If this conversation with Moss’s father was intended to provide closure, it probably served its purpose in that the sheriff succeeded in putting a human face on the bearer of bad news.
With respect to the sheriff’s mention of his two dreams, the meaning of the first dream – “I dont remember the first one all that well but it was about meetin him in town somewheres and he give me some money and I think I lost it.” – could (and I emphasize “could,” as only McCarthy, if even him, knows exactly what if any meaning this passage implies) symbolize lost opportunity or wisdom ignored. Bell speaks reverently about his late father. He suggests that the elder Bell was prone to offering words of advice from time-to-time. Sons, however, are prone to ignoring such advice and, only later in life, recall those words of wisdom and finally understand what they mean, but by now it is too late.
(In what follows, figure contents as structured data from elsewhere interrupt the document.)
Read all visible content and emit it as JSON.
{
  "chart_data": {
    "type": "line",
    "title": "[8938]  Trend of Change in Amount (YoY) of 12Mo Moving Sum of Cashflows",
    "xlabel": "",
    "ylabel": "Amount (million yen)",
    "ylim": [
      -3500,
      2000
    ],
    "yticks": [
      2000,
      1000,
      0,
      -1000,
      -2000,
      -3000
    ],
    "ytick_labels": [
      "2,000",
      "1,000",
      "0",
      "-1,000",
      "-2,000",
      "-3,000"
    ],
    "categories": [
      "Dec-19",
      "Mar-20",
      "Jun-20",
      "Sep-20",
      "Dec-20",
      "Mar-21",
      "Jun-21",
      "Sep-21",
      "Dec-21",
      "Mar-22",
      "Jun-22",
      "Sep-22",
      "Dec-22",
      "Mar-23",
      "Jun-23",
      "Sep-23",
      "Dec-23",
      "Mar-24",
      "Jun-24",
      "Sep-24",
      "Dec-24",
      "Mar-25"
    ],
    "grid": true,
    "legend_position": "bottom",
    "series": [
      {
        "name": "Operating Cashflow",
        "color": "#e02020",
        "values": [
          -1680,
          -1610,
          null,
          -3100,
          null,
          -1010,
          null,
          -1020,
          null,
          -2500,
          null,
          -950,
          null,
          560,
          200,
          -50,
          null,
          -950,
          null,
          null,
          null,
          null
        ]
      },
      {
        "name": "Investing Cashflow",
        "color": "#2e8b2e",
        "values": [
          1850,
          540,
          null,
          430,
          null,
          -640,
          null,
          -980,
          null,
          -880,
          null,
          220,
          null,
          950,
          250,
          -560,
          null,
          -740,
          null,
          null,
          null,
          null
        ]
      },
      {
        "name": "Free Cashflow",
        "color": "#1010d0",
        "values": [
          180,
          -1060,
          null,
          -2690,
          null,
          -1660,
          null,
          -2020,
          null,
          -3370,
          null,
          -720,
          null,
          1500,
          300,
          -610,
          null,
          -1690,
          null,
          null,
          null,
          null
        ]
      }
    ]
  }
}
The second dream is much more detailed. In this dream, Bell encounters his father on a horse (the father had been a horse-breaker in life and knew horses well) in a mountain pass:
“It was cold and there was snow on the ground and he rode past me and kept on goin. Never said nothin. He just rode on past and he had this blanket wrapped around him and he had his head down and when he rode past I seen he was carryin fire in a horn the way people used to do and I could see the horn from the light inside of it. About the color of the moon. And in the dream I knew that he was goin on ahead and that he was fixin to make afire somewhere out there in all that dark and all that cold and I knew that whenever I lot there he would be there. And then I woke up.”
When Bell retires following a very long career in law enforcement, it is out of recognition that his time is over and that the next milestone in his life is death. He is old, and no longer up to the job of trying to enforce the laws of the state of Texas. This dream, as McCarthy clearly indicates (“. . .I knew that he was goin on ahead and that he was fixin to make a fire somewhere out there in all that dark . . .”) represents the sheriff’s final passage and his acknowledgement that death is near, and that the spirit of his late father awaits, lighting the way to make the son’s passage easier.